Tanto la llegada como la salida de Chile estuvieron plagadas de obstáculos. Muchos compañeros fueron demorados y aún encarcelados en los pasos fronterizos, como -recuerdo entre otros- los estudiantes Elbio Blanco (Derecho de la UBA) y Miguel Ángel “Coco” Miró (Arquitectura UNC), quien había sido condenado por los tribunales militares durante el Cordobazo. Ambos fueron procesados por la “ley” 17 401, de Represión del Comunismo.
El clima en nuestro país era de un fuerte anticomunismo y antiperonismo, de agresividad e intimidación general, y en todos los puestos de Gendarmería, tapizados con aquel cartel de “Denúncielos” que tenía las fotos de los montoneros que habían participado en el “operativo Aramburu”.
Finalmente, la “J” me indicó un intrincado itinerario de reingreso a la Argentina y posterior llegada a Buenos Aires.
En el largo camino de vuelta, lejos estaba de imaginar que a los entrañables pueblo y territorio chilenos –con los que me había encontrado por primera vez para la asunción de Salvador Allende, en noviembre de 1970– se enlazarían por siempre con mi propia historia.

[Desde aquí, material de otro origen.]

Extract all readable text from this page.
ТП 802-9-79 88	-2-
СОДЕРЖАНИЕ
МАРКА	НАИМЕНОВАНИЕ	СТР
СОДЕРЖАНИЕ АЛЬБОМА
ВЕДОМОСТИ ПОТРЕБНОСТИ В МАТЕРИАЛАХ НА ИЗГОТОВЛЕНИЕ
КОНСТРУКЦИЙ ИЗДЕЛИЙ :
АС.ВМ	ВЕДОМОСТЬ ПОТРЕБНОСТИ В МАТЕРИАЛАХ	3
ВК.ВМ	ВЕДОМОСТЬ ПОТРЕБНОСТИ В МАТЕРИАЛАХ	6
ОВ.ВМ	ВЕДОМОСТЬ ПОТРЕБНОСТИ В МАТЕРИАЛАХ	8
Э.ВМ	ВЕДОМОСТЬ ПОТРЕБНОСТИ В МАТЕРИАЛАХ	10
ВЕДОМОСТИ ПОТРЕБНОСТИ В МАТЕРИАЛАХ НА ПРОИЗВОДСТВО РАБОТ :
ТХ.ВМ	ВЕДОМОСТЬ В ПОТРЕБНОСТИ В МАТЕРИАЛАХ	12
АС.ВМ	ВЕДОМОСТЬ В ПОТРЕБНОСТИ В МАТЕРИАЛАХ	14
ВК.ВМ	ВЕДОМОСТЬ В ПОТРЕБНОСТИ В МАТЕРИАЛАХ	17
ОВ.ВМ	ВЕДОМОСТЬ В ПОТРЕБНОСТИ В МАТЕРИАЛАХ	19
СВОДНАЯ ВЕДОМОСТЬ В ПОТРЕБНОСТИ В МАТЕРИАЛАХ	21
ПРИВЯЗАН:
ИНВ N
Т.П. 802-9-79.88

No solo por la Brigada Santiago Pampillón, sino por haber formado parte, luego, del equipo de inteligencia e información parcialmente instalado en Córdoba 652, 11 E, Buenos Aires, cuya cabeza periodística visible fue Isidoro Gilbert.
El equipo organizó, durante el largo cerco dictatorial –con gran riesgo, pero aún mayor imaginación– el armado y mantenimiento de las fuentes y la logística para la recepción, y posterior envío al exterior, de las principales denuncias de lo que sucedía en Chile (además de Uruguay, Paraguay y, en menor medida, Bolivia y Brasil), base de lo que luego permitió desentrañar el mapa e itinerario de la siniestra Operación Cóndor.